第二章 先行研究
第一節 過去の日本のいじめ
インターネットが今日の日本のように十二分に普及する前に学生間で起こっていたいじめ、学校で起こっていたいじめの傾向として森田・滝・秦・星野・若井(1999)らによれば(全国の小学5年生から中学3年生の児童生徒から得られたデータから)いじめ加害経験者の割合がいじめ被害経験者の割合に比べ高いことから、1人でいじめるケースは比較的少なく、集団でいじめる形態をとるケースが多い。としている。

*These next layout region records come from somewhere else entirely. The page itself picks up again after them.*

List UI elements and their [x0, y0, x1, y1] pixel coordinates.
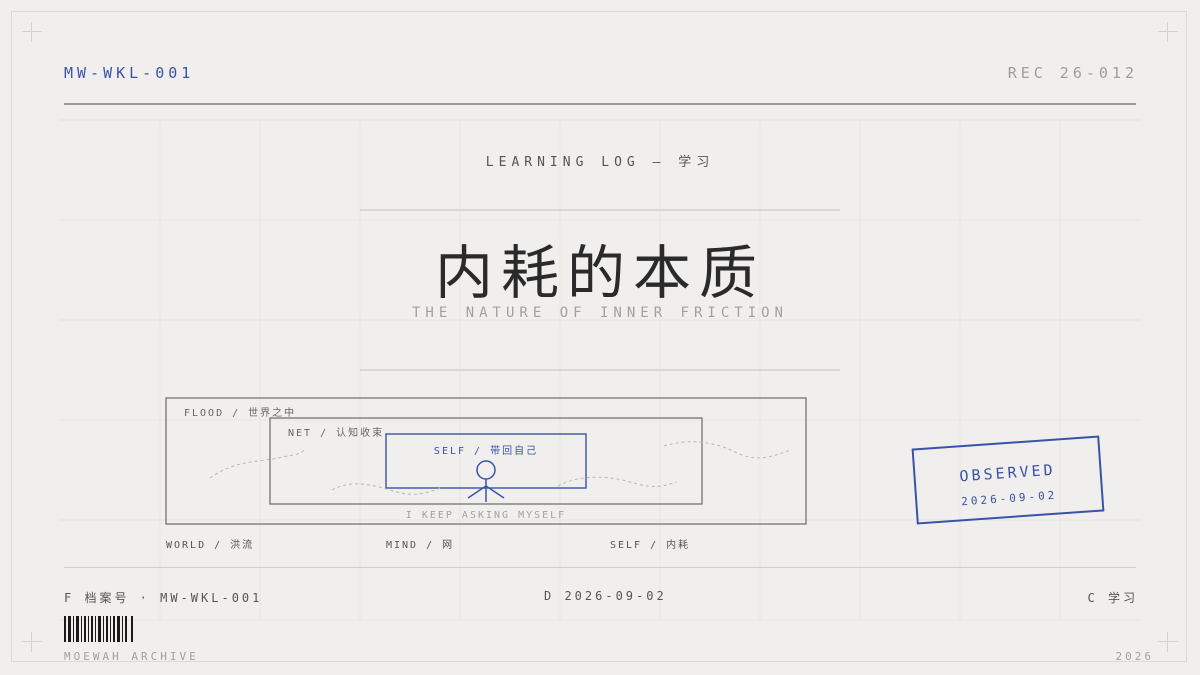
category-label: C 学习 [1087, 591, 1138, 605]
stamp-label: OBSERVED [958, 460, 1057, 486]
archive-name: MOEWAH ARCHIVE [64, 650, 199, 663]
legend-world: WORLD / 洪流 [166, 538, 254, 551]
self-label: SELF / 带回自己 [434, 444, 538, 457]
file-number: F 档案号 · MW-WKL-001 [64, 591, 263, 605]
wave-line [557, 476, 677, 487]
footer-divider [64, 567, 1136, 568]
document-page: MW-WKL-001 REC 26-012 LEARNING LOG — 学习 … [0, 0, 1200, 675]
diagram-caption: I KEEP ASKING MYSELF [406, 510, 566, 521]
flood-label: FLOOD / 世界之中 [184, 406, 296, 419]
observed-stamp: OBSERVED 2026-09-02 [911, 435, 1105, 525]
archive-year: 2026 [1115, 650, 1154, 663]
nested-boxes-diagram: FLOOD / 世界之中 NET / 认知收束 SELF / 带回自己 I KE… [165, 397, 807, 551]
legend-self: SELF / 内耗 [610, 538, 690, 551]
wave-line [209, 449, 305, 479]
wave-line [663, 441, 791, 459]
legend-mind: MIND / 网 [386, 539, 454, 551]
net-label: NET / 认知收束 [288, 426, 384, 439]
document-date: D 2026-09-02 [544, 589, 667, 603]
stick-figure-icon [467, 460, 505, 502]
stamp-date: 2026-09-02 [960, 488, 1058, 509]
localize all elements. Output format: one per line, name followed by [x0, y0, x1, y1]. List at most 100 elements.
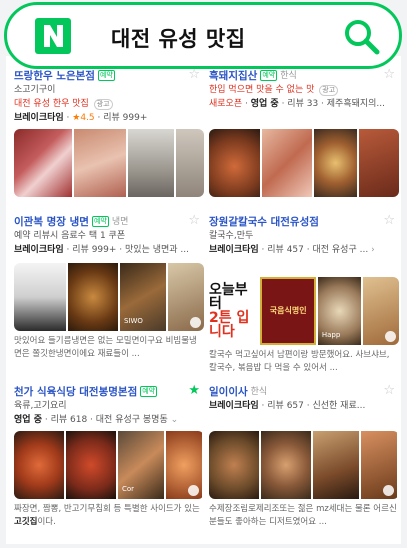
- photo[interactable]: [359, 129, 399, 197]
- review-count: 리뷰 618: [50, 415, 88, 425]
- status-text: 영업 중: [14, 415, 42, 425]
- search-bar[interactable]: 대전 유성 맛집: [4, 2, 402, 69]
- photo-strip[interactable]: Cor: [14, 431, 204, 499]
- review-count: 리뷰 33 · 제주흑돼지의...: [287, 99, 386, 109]
- naver-logo: [35, 18, 71, 54]
- poster-text: 2튼 입니다: [209, 310, 250, 340]
- rating: ★4.5: [72, 113, 95, 123]
- new-open-label: 새로오픈: [209, 99, 243, 109]
- photo-strip[interactable]: SIWO: [14, 263, 204, 331]
- more-photos-icon: [383, 485, 394, 496]
- place-title[interactable]: 이관복 명장 냉면: [14, 215, 89, 229]
- summary-text: 이다.: [37, 517, 56, 527]
- status-text: 브레이크타임: [209, 401, 259, 411]
- summary-text: 짜장면, 짬뽕, 반고기무침회 등 특별한 사이드가 있는: [14, 504, 200, 514]
- poster-text: 오늘부터: [209, 282, 248, 312]
- photo[interactable]: [361, 431, 397, 499]
- more-photos-icon: [188, 485, 199, 496]
- status-text: 브레이크타임: [14, 245, 64, 255]
- photo[interactable]: [74, 129, 126, 197]
- photo[interactable]: [14, 129, 72, 197]
- ad-tag: 광고: [93, 99, 113, 110]
- review-count: 리뷰 457: [267, 245, 304, 255]
- ad-tag: 광고: [319, 85, 339, 96]
- place-title[interactable]: 천가 식육식당 대전봉명본점: [14, 385, 137, 399]
- status-text: 브레이크타임: [209, 245, 259, 255]
- chevron-down-icon[interactable]: ⌄: [171, 415, 179, 425]
- review-excerpt: 수제장조림로제리조또는 젊은 mz세대는 물론 어르신분들도 좋아하는 디저트였…: [209, 504, 397, 527]
- favorite-star-icon[interactable]: ★: [188, 384, 200, 398]
- photo[interactable]: [176, 129, 204, 197]
- more-photos-icon: [385, 331, 396, 342]
- review-excerpt: 맛있어요 들기름냉면은 없는 모밀면이구요 비빔물냉면은 쫄깃한냉면이에요 재료…: [14, 336, 197, 359]
- photo[interactable]: [14, 431, 64, 499]
- address-text: 대전 유성구 봉명동: [95, 415, 168, 425]
- photo[interactable]: [128, 129, 174, 197]
- photo[interactable]: [261, 431, 311, 499]
- search-query[interactable]: 대전 유성 맛집: [111, 23, 246, 53]
- search-icon[interactable]: [343, 18, 381, 56]
- review-count: 리뷰 999+: [103, 113, 148, 123]
- photo[interactable]: [262, 129, 312, 197]
- photo-label: Cor: [122, 485, 135, 493]
- photo[interactable]: [14, 263, 66, 331]
- place-category: 소고기구이: [14, 85, 56, 95]
- favorite-star-icon[interactable]: ☆: [188, 214, 200, 228]
- reservation-badge: 예약: [140, 386, 158, 397]
- favorite-star-icon[interactable]: ☆: [383, 68, 395, 82]
- chevron-down-icon[interactable]: ›: [371, 245, 375, 255]
- place-card[interactable]: 이관복 명장 냉면 예약 냉면 ☆ 예약 리뷰시 음료수 택 1 쿠폰 브레이크…: [14, 214, 204, 361]
- favorite-star-icon[interactable]: ☆: [188, 68, 200, 82]
- review-snippet: 신선한 재료...: [312, 401, 366, 411]
- place-card[interactable]: 일이이사 한식 ☆ 브레이크타임 · 리뷰 657 · 신선한 재료... 수제…: [209, 384, 399, 529]
- photo[interactable]: 오늘부터 2튼 입니다: [209, 277, 259, 345]
- photo[interactable]: Cor: [118, 431, 164, 499]
- place-title[interactable]: 장원갈칼국수 대전유성점: [209, 215, 319, 229]
- photo[interactable]: [363, 277, 399, 345]
- status-text: 영업 중: [250, 99, 279, 109]
- sign-text: 국음식명인: [269, 306, 307, 315]
- place-card[interactable]: 흑돼지집산 예약 한식 ☆ 한입 먹으면 맛을 수 없는 맛 광고 새로오픈 ·…: [209, 68, 399, 197]
- results-grid: 뜨랑한우 노은본점 예약 ☆ 소고기구이 대전 유성 한우 맛집 광고 브레이크…: [6, 56, 401, 544]
- photo[interactable]: [166, 431, 202, 499]
- favorite-star-icon[interactable]: ☆: [383, 214, 395, 228]
- photo[interactable]: [209, 431, 259, 499]
- photo-strip[interactable]: [14, 129, 204, 197]
- photo[interactable]: Happ: [317, 277, 362, 345]
- summary-highlight: 고깃집: [14, 517, 38, 527]
- place-title[interactable]: 일이이사: [209, 385, 248, 399]
- photo[interactable]: [68, 263, 118, 331]
- photo-label: SIWO: [124, 317, 143, 325]
- promo-text: 한입 먹으면 맛을 수 없는 맛: [209, 85, 315, 95]
- review-snippet: 맛있는 냉면과 ...: [125, 245, 190, 255]
- reservation-badge: 예약: [260, 70, 278, 81]
- review-count: 리뷰 657: [267, 401, 304, 411]
- reservation-badge: 예약: [91, 216, 109, 227]
- place-card[interactable]: 뜨랑한우 노은본점 예약 ☆ 소고기구이 대전 유성 한우 맛집 광고 브레이크…: [14, 68, 204, 197]
- favorite-star-icon[interactable]: ☆: [383, 384, 395, 398]
- place-category: 한식: [250, 386, 268, 397]
- photo-label: Happ: [321, 331, 341, 339]
- place-title[interactable]: 흑돼지집산: [209, 69, 257, 83]
- photo[interactable]: [313, 129, 358, 197]
- photo-strip[interactable]: 오늘부터 2튼 입니다 국음식명인 Happ: [209, 277, 399, 345]
- place-summary: 짜장면, 짬뽕, 반고기무침회 등 특별한 사이드가 있는 고깃집이다.: [14, 503, 204, 529]
- photo[interactable]: [313, 431, 359, 499]
- coupon-text: 예약 리뷰시 음료수 택 1 쿠폰: [14, 231, 126, 241]
- photo[interactable]: SIWO: [120, 263, 166, 331]
- photo[interactable]: [168, 263, 204, 331]
- photo-strip[interactable]: [209, 431, 399, 499]
- place-title[interactable]: 뜨랑한우 노은본점: [14, 69, 95, 83]
- place-category: 냉면: [111, 216, 129, 227]
- photo-strip[interactable]: [209, 129, 399, 197]
- photo[interactable]: [209, 129, 261, 197]
- review-count: 리뷰 999+: [72, 245, 117, 255]
- place-category: 한식: [280, 70, 297, 81]
- place-category: 칼국수,만두: [209, 231, 254, 241]
- place-card-selected[interactable]: 천가 식육식당 대전봉명본점 예약 ★ 육류,고기요리 영업 중 · 리뷰 61…: [14, 384, 204, 529]
- address-text: 대전 유성구 ...: [312, 245, 369, 255]
- promo-text: 대전 유성 한우 맛집: [14, 99, 89, 109]
- photo[interactable]: [66, 431, 116, 499]
- place-card[interactable]: 장원갈칼국수 대전유성점 ☆ 칼국수,만두 브레이크타임 · 리뷰 457 · …: [209, 214, 399, 375]
- photo[interactable]: 국음식명인: [260, 277, 316, 345]
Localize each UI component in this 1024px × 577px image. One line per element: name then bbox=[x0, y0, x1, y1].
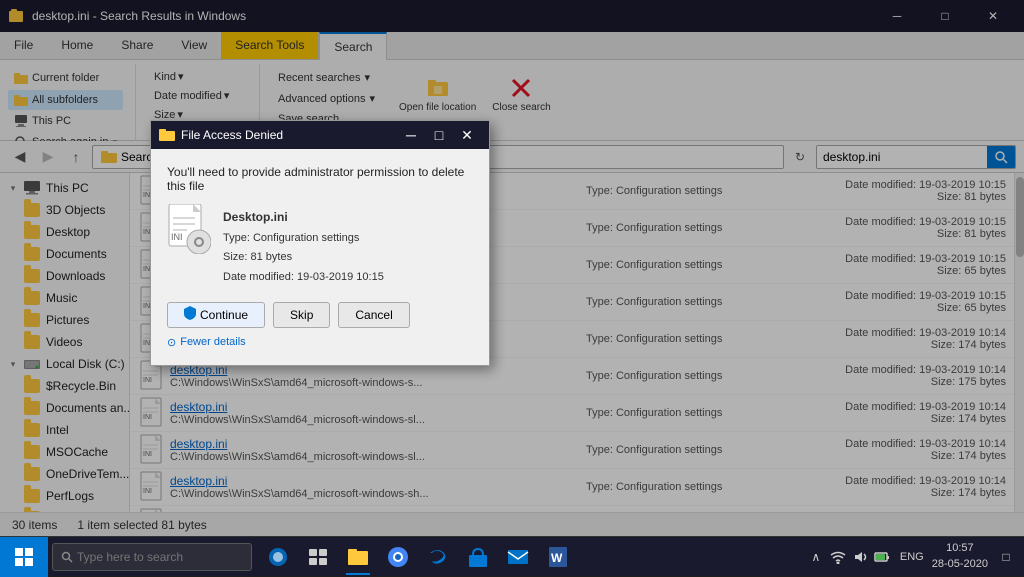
taskbar-cortana-icon[interactable] bbox=[260, 539, 296, 575]
taskbar-icons: W bbox=[260, 539, 806, 575]
taskbar-task-view-icon[interactable] bbox=[300, 539, 336, 575]
dialog-filename: Desktop.ini bbox=[223, 207, 384, 229]
taskbar-mail-icon[interactable] bbox=[500, 539, 536, 575]
dialog-title-icon bbox=[159, 127, 175, 143]
dialog-continue-button[interactable]: Continue bbox=[167, 302, 265, 328]
taskbar: W ∧ ENG 10:57 28-05-2020 □ bbox=[0, 536, 1024, 576]
dialog-file-icon: INI bbox=[167, 207, 211, 251]
dialog-minimize-button[interactable]: ─ bbox=[397, 121, 425, 149]
dialog-file-size: Size: 81 bytes bbox=[223, 248, 384, 268]
fewer-details-icon: ⊙ bbox=[167, 336, 176, 349]
tray-battery-icon[interactable] bbox=[872, 547, 892, 567]
dialog-title: File Access Denied bbox=[181, 128, 397, 142]
dialog-overlay: File Access Denied ─ □ ✕ You'll need to … bbox=[0, 0, 1024, 576]
svg-text:W: W bbox=[551, 551, 563, 565]
taskbar-edge-icon[interactable] bbox=[420, 539, 456, 575]
dialog-content: You'll need to provide administrator per… bbox=[151, 149, 489, 365]
taskbar-search-box[interactable] bbox=[52, 543, 252, 571]
dialog-file-info: INI Desktop.ini Type: Configuration sett… bbox=[167, 207, 473, 288]
dialog-controls: ─ □ ✕ bbox=[397, 121, 481, 149]
dialog-skip-button[interactable]: Skip bbox=[273, 302, 330, 328]
taskbar-explorer-icon[interactable] bbox=[340, 539, 376, 575]
dialog-message: You'll need to provide administrator per… bbox=[167, 165, 473, 193]
clock-date: 28-05-2020 bbox=[932, 557, 988, 572]
tray-notification-icon[interactable]: □ bbox=[996, 547, 1016, 567]
dialog-cancel-button[interactable]: Cancel bbox=[338, 302, 409, 328]
file-access-denied-dialog: File Access Denied ─ □ ✕ You'll need to … bbox=[150, 120, 490, 366]
clock-time: 10:57 bbox=[932, 541, 988, 556]
taskbar-word-icon[interactable]: W bbox=[540, 539, 576, 575]
taskbar-store-icon[interactable] bbox=[460, 539, 496, 575]
search-icon bbox=[61, 551, 73, 563]
dialog-fewer-details-button[interactable]: ⊙ Fewer details bbox=[167, 336, 473, 349]
tray-network-icon[interactable] bbox=[828, 547, 848, 567]
dialog-file-details: Desktop.ini Type: Configuration settings… bbox=[223, 207, 384, 288]
dialog-titlebar: File Access Denied ─ □ ✕ bbox=[151, 121, 489, 149]
dialog-close-button[interactable]: ✕ bbox=[453, 121, 481, 149]
taskbar-search-input[interactable] bbox=[77, 550, 237, 564]
shield-icon bbox=[184, 306, 196, 323]
taskbar-tray: ∧ ENG 10:57 28-05-2020 □ bbox=[806, 541, 1016, 572]
tray-up-arrow[interactable]: ∧ bbox=[806, 547, 826, 567]
taskbar-clock[interactable]: 10:57 28-05-2020 bbox=[932, 541, 988, 572]
dialog-file-date: Date modified: 19-03-2019 10:15 bbox=[223, 268, 384, 288]
dialog-file-type: Type: Configuration settings bbox=[223, 229, 384, 249]
tray-icons: ∧ bbox=[806, 547, 892, 567]
start-button[interactable] bbox=[0, 537, 48, 577]
dialog-maximize-button[interactable]: □ bbox=[425, 121, 453, 149]
windows-logo-icon bbox=[15, 548, 33, 566]
taskbar-chrome-icon[interactable] bbox=[380, 539, 416, 575]
tray-volume-icon[interactable] bbox=[850, 547, 870, 567]
svg-text:INI: INI bbox=[171, 232, 183, 242]
tray-lang: ENG bbox=[900, 551, 924, 563]
dialog-buttons: Continue Skip Cancel bbox=[167, 302, 473, 328]
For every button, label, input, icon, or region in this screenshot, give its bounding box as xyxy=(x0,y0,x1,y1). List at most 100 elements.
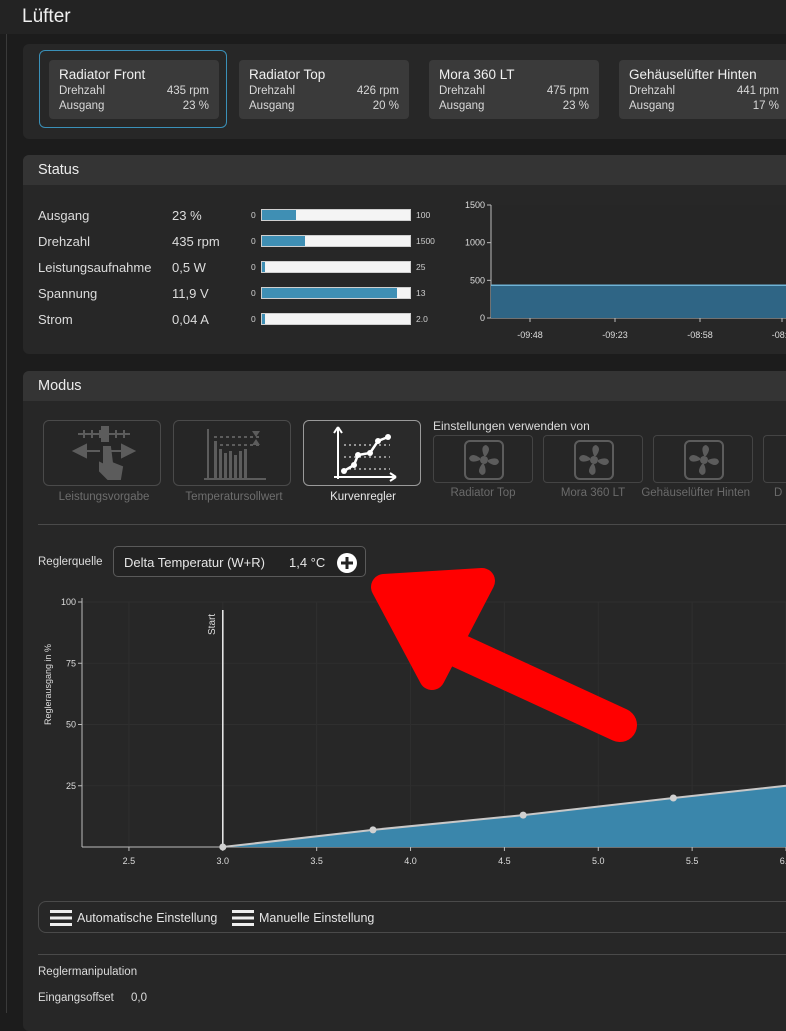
auto-setting-label: Automatische Einstellung xyxy=(77,911,218,925)
x-tick-label: 4.0 xyxy=(404,856,417,866)
source-label-mora-360: Mora 360 LT xyxy=(560,487,626,499)
manipulation-label: Reglermanipulation xyxy=(38,966,138,978)
controller-source-value: 1,4 °C xyxy=(289,555,326,570)
speed-value: 475 rpm xyxy=(546,85,589,97)
mode-label-kurvenregler: Kurvenregler xyxy=(330,491,396,503)
status-value: 23 % xyxy=(172,208,202,223)
speed-value: 435 rpm xyxy=(166,85,209,97)
status-title: Status xyxy=(38,162,80,178)
add-icon[interactable] xyxy=(336,552,358,574)
curve-controller-icon xyxy=(333,426,397,482)
bar-min-label: 0 xyxy=(251,262,256,272)
divider xyxy=(38,524,786,525)
status-header: Status xyxy=(23,155,786,185)
source-button-d[interactable] xyxy=(763,435,786,483)
status-bar xyxy=(261,287,411,299)
status-bar-fill xyxy=(262,210,297,220)
status-bar xyxy=(261,261,411,273)
annotation-arrow xyxy=(371,568,637,742)
input-offset-value[interactable]: 0,0 xyxy=(131,992,147,1004)
controller-source-chip[interactable]: Delta Temperatur (W+R) 1,4 °C xyxy=(113,546,366,577)
fan-name: Radiator Front xyxy=(59,67,146,82)
status-value: 0,04 A xyxy=(172,312,209,327)
status-value: 11,9 V xyxy=(172,286,209,301)
y-axis-label: Reglerausgang in % xyxy=(43,644,53,725)
bar-min-label: 0 xyxy=(251,236,256,246)
speed-value: 441 rpm xyxy=(736,85,779,97)
fan-name: Radiator Top xyxy=(249,67,326,82)
speed-label: Drehzahl xyxy=(59,85,106,97)
output-value: 17 % xyxy=(752,100,779,112)
source-label-gehaeuseluefter: Gehäuselüfter Hinten xyxy=(642,487,750,499)
fan-icon xyxy=(464,440,504,480)
bar-min-label: 0 xyxy=(251,314,256,324)
setpoint-chart-icon xyxy=(204,429,266,480)
source-label-d: D xyxy=(774,487,783,499)
status-label: Strom xyxy=(38,312,73,327)
mode-label-leistungsvorgabe: Leistungsvorgabe xyxy=(58,491,150,503)
y-tick-label: 1500 xyxy=(465,200,485,210)
status-label: Ausgang xyxy=(38,208,90,223)
y-tick-label: 25 xyxy=(66,781,76,791)
fan-card-radiator-front[interactable]: Radiator Front Drehzahl 435 rpm Ausgang 23… xyxy=(49,60,219,119)
mode-button-kurvenregler[interactable] xyxy=(303,420,421,486)
history-area xyxy=(491,285,786,318)
mode-header: Modus xyxy=(23,371,786,401)
output-value: 23 % xyxy=(182,100,209,112)
bar-max-label: 1500 xyxy=(416,236,435,246)
fan-icon xyxy=(684,440,724,480)
mode-button-leistungsvorgabe[interactable] xyxy=(43,420,161,486)
x-tick-label: 3.5 xyxy=(310,856,323,866)
output-label: Ausgang xyxy=(439,100,485,112)
mode-label-temperatursollwert: Temperatursollwert xyxy=(185,491,283,503)
manual-setting-label: Manuelle Einstellung xyxy=(259,911,375,925)
status-label: Leistungsaufnahme xyxy=(38,260,152,275)
fan-card-radiator-top[interactable]: Radiator Top Drehzahl 426 rpm Ausgang 20 % xyxy=(239,60,409,119)
y-tick-label: 50 xyxy=(66,720,76,730)
setting-mode-pill: Automatische Einstellung Manuelle Einste… xyxy=(38,901,786,933)
curve-point[interactable] xyxy=(519,811,527,819)
x-tick-label: -09:23 xyxy=(602,330,628,340)
status-value: 435 rpm xyxy=(172,234,220,249)
controller-source-name: Delta Temperatur (W+R) xyxy=(124,555,265,570)
x-tick-label: 5.5 xyxy=(686,856,699,866)
fan-name: Gehäuselüfter Hinten xyxy=(629,67,757,82)
source-label-radiator-top: Radiator Top xyxy=(450,487,516,499)
y-tick-label: 1000 xyxy=(465,238,485,248)
fan-card-gehaeuseluefter-hinten[interactable]: Gehäuselüfter Hinten Drehzahl 441 rpm Aus… xyxy=(619,60,786,119)
x-tick-label: 5.0 xyxy=(592,856,605,866)
status-value: 0,5 W xyxy=(172,260,206,275)
menu-icon xyxy=(232,910,254,926)
y-tick-label: 0 xyxy=(480,313,485,323)
bar-max-label: 25 xyxy=(416,262,426,272)
title-bar: Lüfter xyxy=(0,0,786,34)
mode-button-temperatursollwert[interactable] xyxy=(173,420,291,486)
rpm-history-chart: 1500 1000 500 0 -09:48 -09:23 -08:58 -08:3 xyxy=(465,200,786,340)
output-label: Ausgang xyxy=(59,100,105,112)
curve-point[interactable] xyxy=(669,794,677,802)
source-button-mora-360[interactable] xyxy=(543,435,643,483)
source-button-radiator-top[interactable] xyxy=(433,435,533,483)
bar-max-label: 100 xyxy=(416,210,431,220)
speed-value: 426 rpm xyxy=(356,85,399,97)
controller-source-label: Reglerquelle xyxy=(38,556,103,568)
start-marker-label: Start xyxy=(207,614,218,635)
menu-icon xyxy=(50,910,72,926)
bar-min-label: 0 xyxy=(251,288,256,298)
bar-max-label: 13 xyxy=(416,288,426,298)
y-tick-label: 100 xyxy=(61,597,76,607)
curve-point[interactable] xyxy=(219,843,227,851)
output-label: Ausgang xyxy=(629,100,675,112)
bar-min-label: 0 xyxy=(251,210,256,220)
divider xyxy=(38,954,786,955)
fan-icon xyxy=(574,440,614,480)
y-tick-label: 500 xyxy=(470,275,485,285)
fan-card-mora-360[interactable]: Mora 360 LT Drehzahl 475 rpm Ausgang 23 % xyxy=(429,60,599,119)
status-bar-fill xyxy=(262,288,398,298)
source-button-gehaeuseluefter[interactable] xyxy=(653,435,753,483)
bar-max-label: 2.0 xyxy=(416,314,428,324)
manual-power-icon xyxy=(71,426,137,480)
x-tick-label: -08:3 xyxy=(772,330,786,340)
status-bar-fill xyxy=(262,314,265,324)
curve-point[interactable] xyxy=(369,826,377,834)
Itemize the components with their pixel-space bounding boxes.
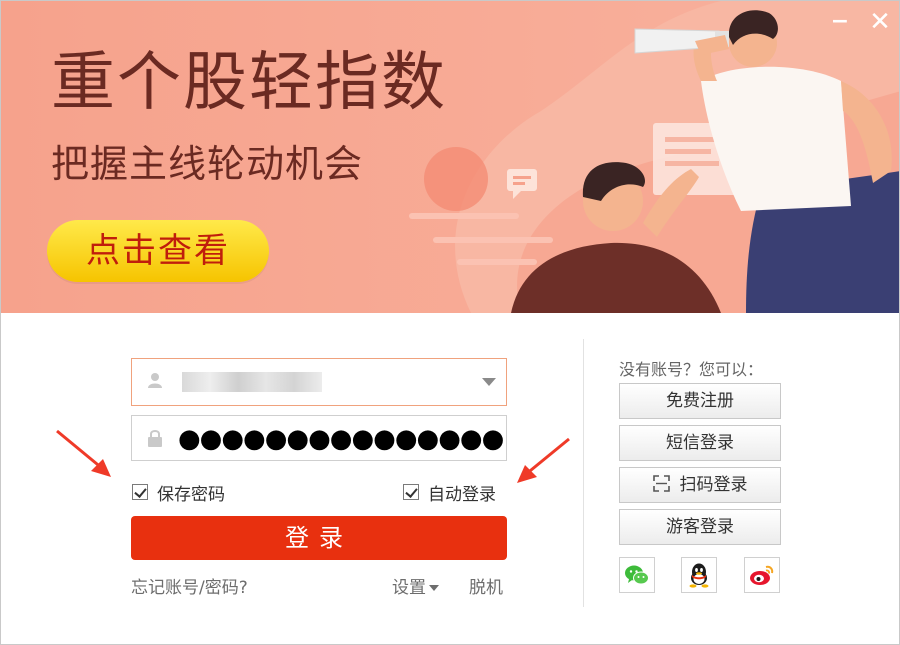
banner-headline: 重个股轻指数 bbox=[51, 46, 447, 120]
wechat-login-button[interactable] bbox=[619, 557, 655, 593]
annotation-arrow-right bbox=[517, 437, 570, 483]
qr-login-label: 扫码登录 bbox=[679, 475, 748, 495]
password-field[interactable]: ●●●●●●●●●●●●●●●●●●●● bbox=[131, 415, 507, 461]
minimize-button[interactable]: − bbox=[827, 9, 853, 35]
weibo-icon bbox=[750, 565, 774, 585]
qq-login-button[interactable] bbox=[681, 557, 717, 593]
password-mask: ●●●●●●●●●●●●●●●●●●●● bbox=[178, 425, 504, 453]
auto-login-checkbox[interactable]: 自动登录 bbox=[403, 482, 496, 505]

また、いじめ被害経験を持つ小学生及び中学生が受けた、いじめの手口は「悪口・からかい」が最も多く、次いで「無視・仲間はずれ」となっており、破壊的ではなく精神的ないじめが過去の日本のいじめの大部分を占めている。破壊的ないじめは証拠が残るが、精神的ないじめは客観的な証拠が残らない場合が多く、いじめ自体をとらえるのが困難であり、いじめを受けた児童生徒がどれほどの精神的ダメージを被っているかも把握しにくい。そのため、日本のいじめは「厄介かつ陰湿」なものであると言える。
第二節 ネットいじめとは
ネットいじめが近年問題として大きくメディアで取り上げられる事件として、2007年兵庫県神戸市須磨区での高校生自殺事件などがあげられる。その事件ではいじめ加害者が脅迫メールの送信や学校裏サイト(いじめ加害者4人により開設)上での中傷、いじめ被害者の嫌がる写真の掲載などの行為によりいじめ被害者を自殺に追い込んだ。その事件が発端となり、インターネットを使ったいじめの危険性が叫ばれるようになった。渋井(2008)はそのいじめ自殺事件について、いじめ被害者は掲示板上で「あいつは嘘つき」だと書き込まれ、日常でも嘘つき呼ばわりされ、メールでも脅迫される。被害者はホームページにも嘘つきだと罵られ、コミュニケーションができる範囲で散々同じようなことを言われていたので、精神的逃げ場がなくなっていたのではないか。としている。
上記のようにネットいじめはかつての学校で起こるいじめと違い、学校と関係のない個々のプライベートな空間(=24時間)に及ぶものであり、いじめ被害者の精神的圧力は計り知れない。
また、メディアではよくウェブ自体がもともと持っている性質「匿名性」とネットいじめを関連付けて、匿名性であるからネットいじめは危険なものであり、匿名ゆえにネットいじめは悪質な傾向になりやすいという印象論で語られることが多い。「広がるネットいじめ 匿名で中傷悪質化」(「読売新聞」2007年11月16日)という新聞タイトルや、「「顔」の見えないネット社会の暴走が止まらない。文科省の調査で「学校裏サイト」は三万八〇〇〇件もあり、抽出した半数は他人を中傷する表現があった。現代の子どもたちの荒廃した「裏の顔」が透けて見える。」(「毎日新聞」2008年4月16日夕刊)の新聞記事(「顔」の見えない…の部分)など、匿名性がネットいじめに拍車をかけているかのようにメディアでは実際に論じられている。